98% of Mobile Operators Say Small Cells Essential for Future of Networks
London, UK – December 4, 2012 – Informa Telecoms & Media today issued its latest quarterly small-cell market status report, which includes the results of a survey showing that 98% of mobile operator respondents believe small cells are essential for the future of their networks. The report also highlights significant new technological progress with operators announcing major public access deployments and the first dual-mode LTE/3G devices while important progress is also being made towards integrating small cells and public Wi-Fi. There are now 46 small-cell deployments by operators, including nine of the top 10 operators by revenue globally.

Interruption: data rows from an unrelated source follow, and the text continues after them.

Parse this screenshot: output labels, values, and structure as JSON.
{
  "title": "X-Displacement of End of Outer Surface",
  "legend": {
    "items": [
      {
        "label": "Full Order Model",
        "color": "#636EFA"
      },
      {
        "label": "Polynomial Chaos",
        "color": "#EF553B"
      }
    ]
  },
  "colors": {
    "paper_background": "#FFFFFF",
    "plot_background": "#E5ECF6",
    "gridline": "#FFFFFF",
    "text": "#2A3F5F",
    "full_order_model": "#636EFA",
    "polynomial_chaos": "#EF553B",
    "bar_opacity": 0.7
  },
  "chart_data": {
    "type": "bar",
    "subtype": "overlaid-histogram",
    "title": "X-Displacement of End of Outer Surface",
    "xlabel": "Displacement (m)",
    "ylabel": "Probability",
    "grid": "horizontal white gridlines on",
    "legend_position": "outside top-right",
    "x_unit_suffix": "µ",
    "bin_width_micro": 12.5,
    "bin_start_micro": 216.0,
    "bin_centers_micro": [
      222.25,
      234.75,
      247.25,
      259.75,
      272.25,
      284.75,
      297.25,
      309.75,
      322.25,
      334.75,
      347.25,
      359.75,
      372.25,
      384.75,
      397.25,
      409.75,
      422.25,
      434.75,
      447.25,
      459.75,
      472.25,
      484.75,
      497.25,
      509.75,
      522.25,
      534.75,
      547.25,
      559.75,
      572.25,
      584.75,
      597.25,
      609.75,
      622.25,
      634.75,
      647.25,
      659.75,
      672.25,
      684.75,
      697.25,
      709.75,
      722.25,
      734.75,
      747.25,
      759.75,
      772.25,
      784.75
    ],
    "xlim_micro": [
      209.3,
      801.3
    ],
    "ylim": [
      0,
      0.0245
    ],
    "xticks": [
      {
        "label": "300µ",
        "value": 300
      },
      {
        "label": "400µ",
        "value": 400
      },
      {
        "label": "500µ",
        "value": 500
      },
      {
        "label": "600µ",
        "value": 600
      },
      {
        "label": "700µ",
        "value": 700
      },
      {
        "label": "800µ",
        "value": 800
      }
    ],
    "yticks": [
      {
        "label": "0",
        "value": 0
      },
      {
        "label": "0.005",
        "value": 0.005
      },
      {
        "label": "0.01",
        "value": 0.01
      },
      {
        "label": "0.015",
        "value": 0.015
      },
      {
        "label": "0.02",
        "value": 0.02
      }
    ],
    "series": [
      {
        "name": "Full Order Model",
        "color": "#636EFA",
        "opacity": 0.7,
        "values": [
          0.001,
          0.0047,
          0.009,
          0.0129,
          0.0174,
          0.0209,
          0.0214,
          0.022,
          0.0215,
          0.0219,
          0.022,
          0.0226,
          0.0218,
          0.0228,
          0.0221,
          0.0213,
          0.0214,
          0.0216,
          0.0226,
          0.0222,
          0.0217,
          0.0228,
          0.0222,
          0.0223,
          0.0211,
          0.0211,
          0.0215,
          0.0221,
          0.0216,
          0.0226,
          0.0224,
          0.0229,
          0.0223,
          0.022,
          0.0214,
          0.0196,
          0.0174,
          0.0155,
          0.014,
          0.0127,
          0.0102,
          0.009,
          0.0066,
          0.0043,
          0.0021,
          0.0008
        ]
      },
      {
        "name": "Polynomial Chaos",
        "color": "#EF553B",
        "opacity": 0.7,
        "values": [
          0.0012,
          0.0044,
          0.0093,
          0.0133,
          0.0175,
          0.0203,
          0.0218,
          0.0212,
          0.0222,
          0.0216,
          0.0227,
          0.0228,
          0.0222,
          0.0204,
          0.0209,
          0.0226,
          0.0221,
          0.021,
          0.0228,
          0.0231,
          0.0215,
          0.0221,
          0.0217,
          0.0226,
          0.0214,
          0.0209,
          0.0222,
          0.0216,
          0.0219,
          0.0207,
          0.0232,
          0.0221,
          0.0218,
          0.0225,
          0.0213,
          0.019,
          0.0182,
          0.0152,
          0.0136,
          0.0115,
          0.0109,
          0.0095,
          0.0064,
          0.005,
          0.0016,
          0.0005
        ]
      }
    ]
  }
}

The report includes a case study of a groundbreaking new ‘3G hotspot’ service from Vodafone Greece which provides its customers with a free data service when connected to certain public access small cells in retail locations. The report evaluated progress made by Virgin Media which has won a deal to roll out metrocells in several UK cities which will initially support only Wi-Fi but could support cellular in the future. It also assessed developments from NTT DoCoMo, which launches the world’s first dual-mode LTE/3G femtocell this month, and AT&T, which announced it will start rolling out 40K public access small cells in 1Q13 – Verizon and Sprint are expected to follow imminently. It also noted that SFR, which has aggressively rolled out free femtocells to its customers, is extending the offer to its low-cost ‘Red’ brand showing that the technology is being extended to all customers, not just those on higher tariffs.
The report also looks at the progress that has been made in integrating Wi-Fi hotspots and small cells. The Small Cell Forum and Wireless Broadband Alliance (WBA) announced that they will work together to intelligently integrate small cells and Wi-Fi to improve quality of service, lower costs and simplify deployment. Additionally, Cisco announced it is to start building small cells for the first time and these will ultimately support 3G, LTE and integrated carrier Wi-Fi.
The survey conducted for the report also found that 55% of the mobile operator respondents are most interested in public access deployments over the next 12 months followed by enterprise rollouts with 35% of responses. Almost half (49%) of operators said their greatest concern surrounding outdoor metro deployments are the planning issues (e.g., finding suitable sites, power, etc), followed by backhaul challenges – cited by 35%.
Almost all the survey respondents believe that LTE will be the biggest technology driver for small-cell deployments over the next five years although interest in LTE-A is growing. The survey also found that Wi-Fi was deemed to be complementary to small cells with deployments of both expected to take place in parallel.
“Our research shows that operators now regard small cells as essential to the future of their networks. Furthermore, their attention over the next 12 months is centering on the public-access models which have been undergoing intense trials this year and will turn into widescale deployments in 2013 – AT&T looks set to lead this trend,” said Dimitris Mavrakis, principal analyst at Informa Telecoms & Media. “With public deployments set to start in earnest, the next major stage in small-cell evolution surrounds the effective incorporation of Wi-Fi. Although this technology is being added to new models, there is work to be done to ensure that traffic is managed across all radio types intelligently. We’re seeing this work start in the Small Cell Forum and WBA – the fact that Cisco is now building small cells incorporating Wi-Fi can only help this movement.”